Troubleshooting

404 or 503 error responses from API requests

When making prediction requests to your API, it's possible to get a {"message":"Not Found"} error message (with HTTP status code 404), or a no healthy upstream error message (with HTTP status code 503). This means that there are currently no live replicas running for your API. This could happen for a few reasons:

  1. It's possible that your API is simply not ready yet. You can check the status of your API with cortex get API_NAME, and stream the logs with cortex logs API_NAME.

  2. Your API may have errored during initialization or while responding to a previous request. cortex get API_NAME will show the status of your API, and you can view the logs with cortex logs API_NAME.

It is also possible to receive a {"message":"Service Unavailable"} error message (with HTTP status code 503) if you are using API Gateway in front of your API endpoints and if your request exceeds API Gateway's 29 second timeout. If the request is exceeding the API Gateway timeout, your client should receive the {"message":"Service Unavailable"} response ~29 seconds after making the request. To confirm that this is the issue, you can modify your predict() function to immediately return a response (e.g. return "ok"), re-deploy your API, wait for the update to complete, and try making a request. If your client successfully receives the "ok" response, it is likely that the API Gateway timeout is occurring. You can either modify your predict() implementation to take less time, run on faster hardware (e.g. GPUs), or don't use API Gateway (there is no timeout when using the API's endpoint).

API is stuck updating

If your API is stuck in the "updating" or "compute unavailable" state (which is displayed when running cortex get), there are a few possible causes. Here are some things to check:

Check cortex logs API_NAME

If no logs appear (e.g. it just says "fetching logs..."), continue down this list.

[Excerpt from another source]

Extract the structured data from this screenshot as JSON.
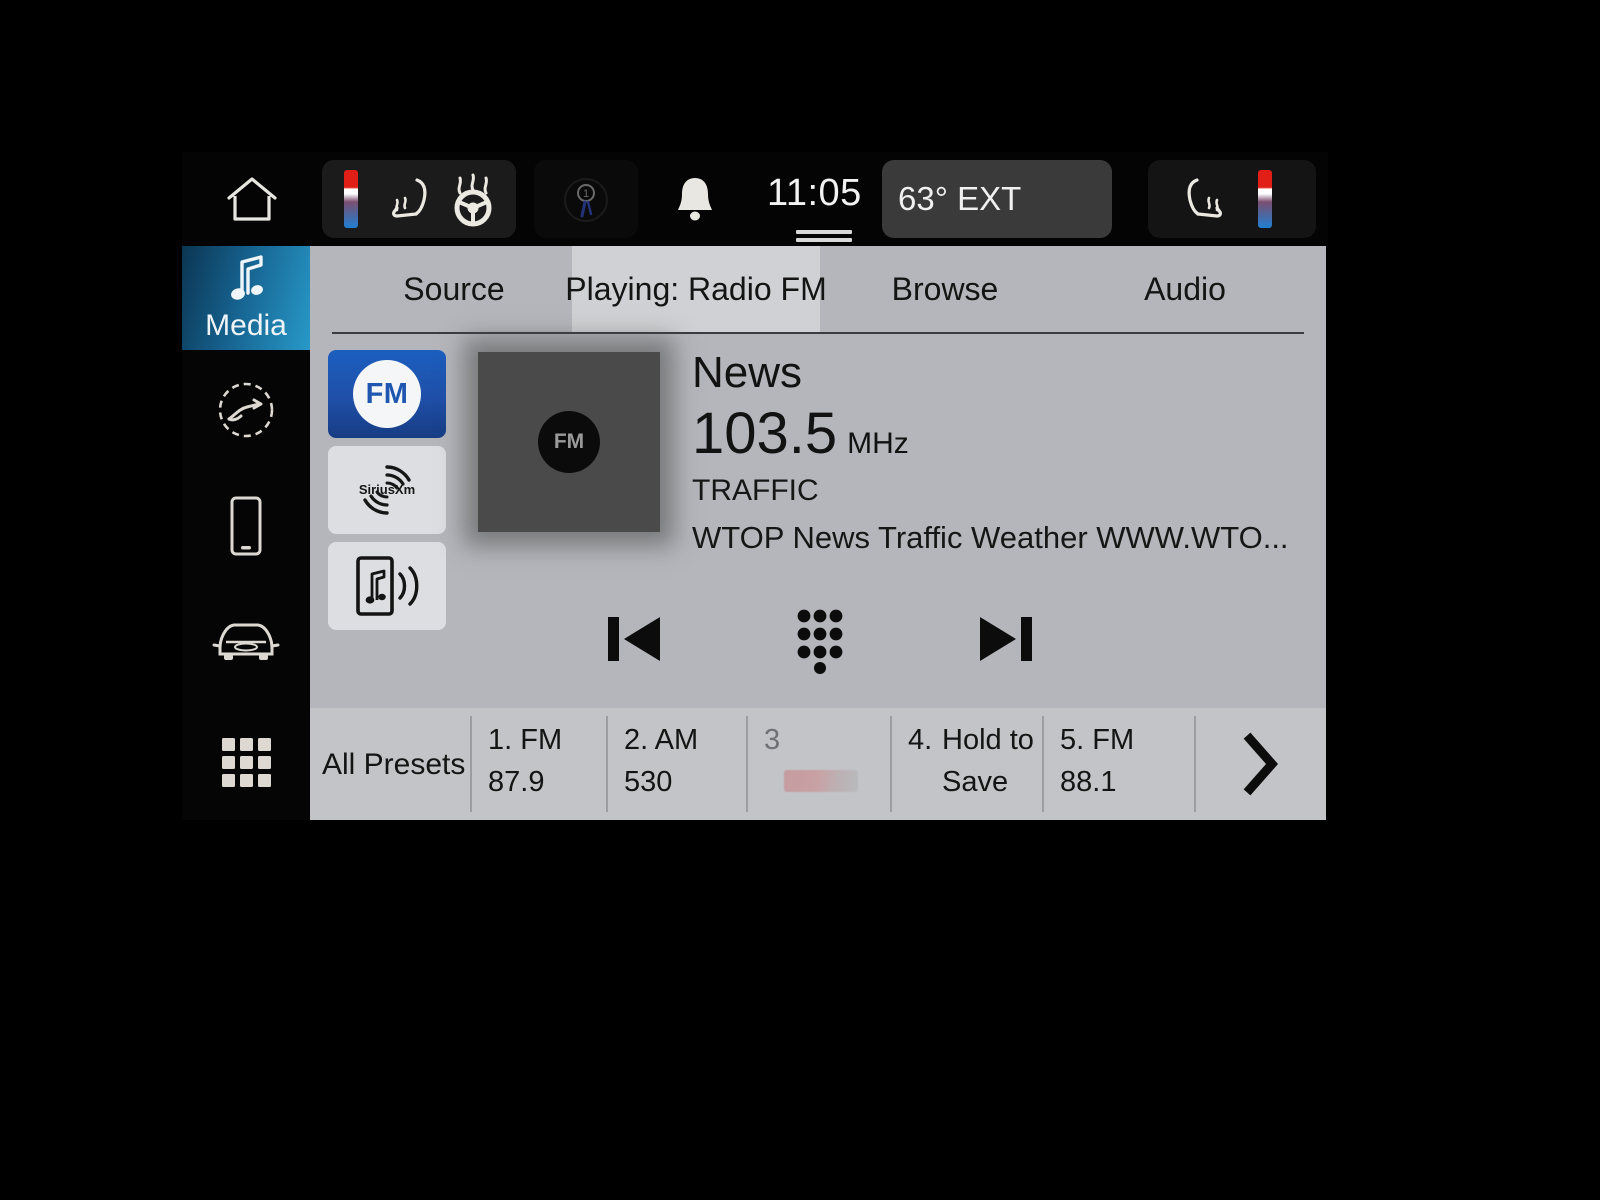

Check max_instances for your cluster

When you created your Cortex cluster, you configured max_instances (either from the command prompts or via a cluster configuration file, e.g. cluster.yaml). If your cluster already has min_instances running instances, additional instances cannot be created and APIs may not be able to deploy, scale, or update.

You can check the current value of max_instances by running cortex cluster info (or cortex cluster info --config cluster.yaml if you have a cluster configuration file).

You can update max_instances by running cortex cluster configure (or by modifying max_instances in your cluster configuration file and running cortex cluster configure --config cluster.yaml).

Check your AWS auto scaling group activity history

In most cases when AWS is unable to provision additional instances, the reason will be logged in the auto scaling group's activity history.

Here is how you can check these logs:

  1. Log in to the AWS console and go to the EC2 service page

  2. Click "Auto Scaling Groups" on the bottom of the side panel on the left

  3. Select one of the "worker" autoscaling groups for your cluster (there may be two)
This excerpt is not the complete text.